I think you’re talking about SPAs in specific. Many have race conditions in frontend code that are not revealed on fast connections or when all resources are loaded with the same speed/consistency. Open the developer console next time it happens, I bet you’ll find a “foo is not a function” or similar error caused by something not having init yet and the code not properly awaiting it. If an SPA core loop errors out, load will be halted or even a previously loaded or partially loaded page will become blank or partially so. Refreshing it will load already retrieved resources from cache and often “fixes” the problem.
You see it in backend code too. For example Golang's context.WithTimeout is used to time out http requests and database calls that may be taking too long. This is particularly irksome with microservices where multiple services are running timeouts that interfere with one another.
It is becoming du jour to quell 99 percentile latency spikes (i.e. 1:100 requests will take substantially longer) by terminating the requests, which may not always be in the best interest of the user even if it is convenient for the devops teams and their promotion packets.
Thanks for sharing. I wasn’t aware that was a thing, it seems to be a form of manipulating the appearance of performance rather than actually boosting it. We log all slow calls so we can find out what they’re running up against - knowing a call took more than 5ms a p99 of 5ms is a pretty poor internal signal, but being able to trace which calls took 15 or 75s (vs those that took less but would also have been killed nevertheless) is extremely helpful.
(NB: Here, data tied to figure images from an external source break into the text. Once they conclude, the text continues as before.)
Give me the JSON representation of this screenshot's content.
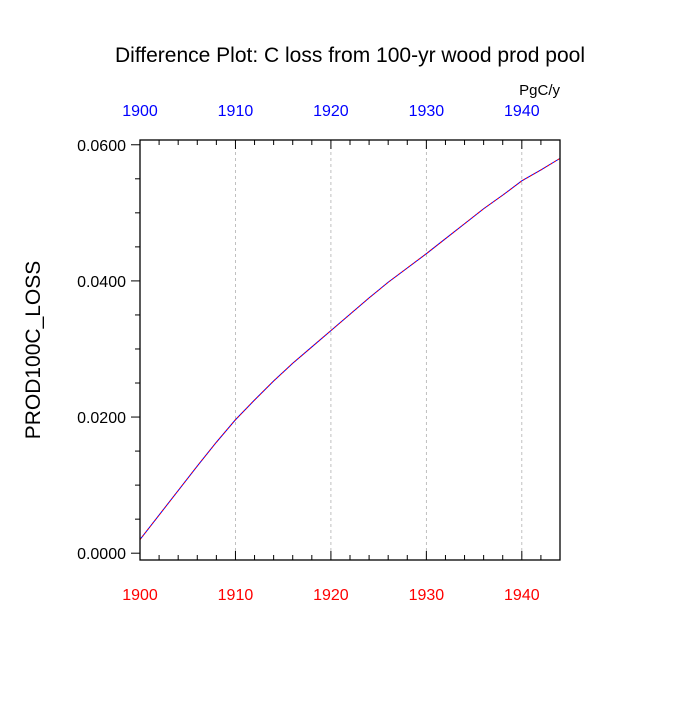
{
  "chart_data": {
    "type": "line",
    "title": "Difference Plot: C loss from 100-yr wood prod pool",
    "units": "PgC/y",
    "ylabel": "PROD100C_LOSS",
    "xlabel": "",
    "xlim": [
      1900,
      1944
    ],
    "ylim": [
      -0.001,
      0.0607
    ],
    "x_ticks": [
      1900,
      1910,
      1920,
      1930,
      1940
    ],
    "x_tick_labels": [
      "1900",
      "1910",
      "1920",
      "1930",
      "1940"
    ],
    "y_ticks": [
      0.0,
      0.02,
      0.04,
      0.06
    ],
    "y_tick_labels": [
      "0.0000",
      "0.0200",
      "0.0400",
      "0.0600"
    ],
    "grid": "vertical dashed at major x ticks",
    "colors": {
      "top_axis_labels": "#0000ff",
      "bottom_axis_labels": "#ff0000",
      "line_solid": "#0000ff",
      "line_dashed": "#ff0000",
      "grid": "#b0b0b0"
    },
    "series": [
      {
        "x": [
          1900,
          1902,
          1904,
          1906,
          1908,
          1910,
          1912,
          1914,
          1916,
          1918,
          1920,
          1922,
          1924,
          1926,
          1928,
          1930,
          1932,
          1934,
          1936,
          1938,
          1940,
          1942,
          1944
        ],
        "values": [
          0.002,
          0.0056,
          0.0092,
          0.0128,
          0.0163,
          0.0196,
          0.0225,
          0.0253,
          0.0279,
          0.0303,
          0.0327,
          0.0351,
          0.0375,
          0.0398,
          0.0419,
          0.044,
          0.0462,
          0.0484,
          0.0506,
          0.0526,
          0.0547,
          0.0563,
          0.058
        ]
      }
    ]
  }
}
Perhaps probabilistically terminating calls would work better? I assume the decision has to be made ahead of time with timeout contexts if there anything like cancellation tokens, so even if you give just 5% of all your inbound requests a deadline 10000x as long, you’ll still get some useful info to work with.
As a user, I would absolutely hate it. I somehow frequently run into pockets of badly written or architectured code that cause some of my requests to take a minute or more to be fulfilled on an otherwise responsive server - if I had to retry “just” twenty times for it to go through, I’d lose my mind.
Well I hope it’s clear that this is just malpractice. Nobody should set their deadline to their p99 latency unless the result of the call is completely irrelevant to the success of the top-level request. Deadlines should be set to a huge amount of time, much longer than your tail latency but sufficiently less than infinity to protect your backend from running out of resources with too many requests in flight. For example if your p99 latency is 1ms you might set your timeout to 60s or something like that.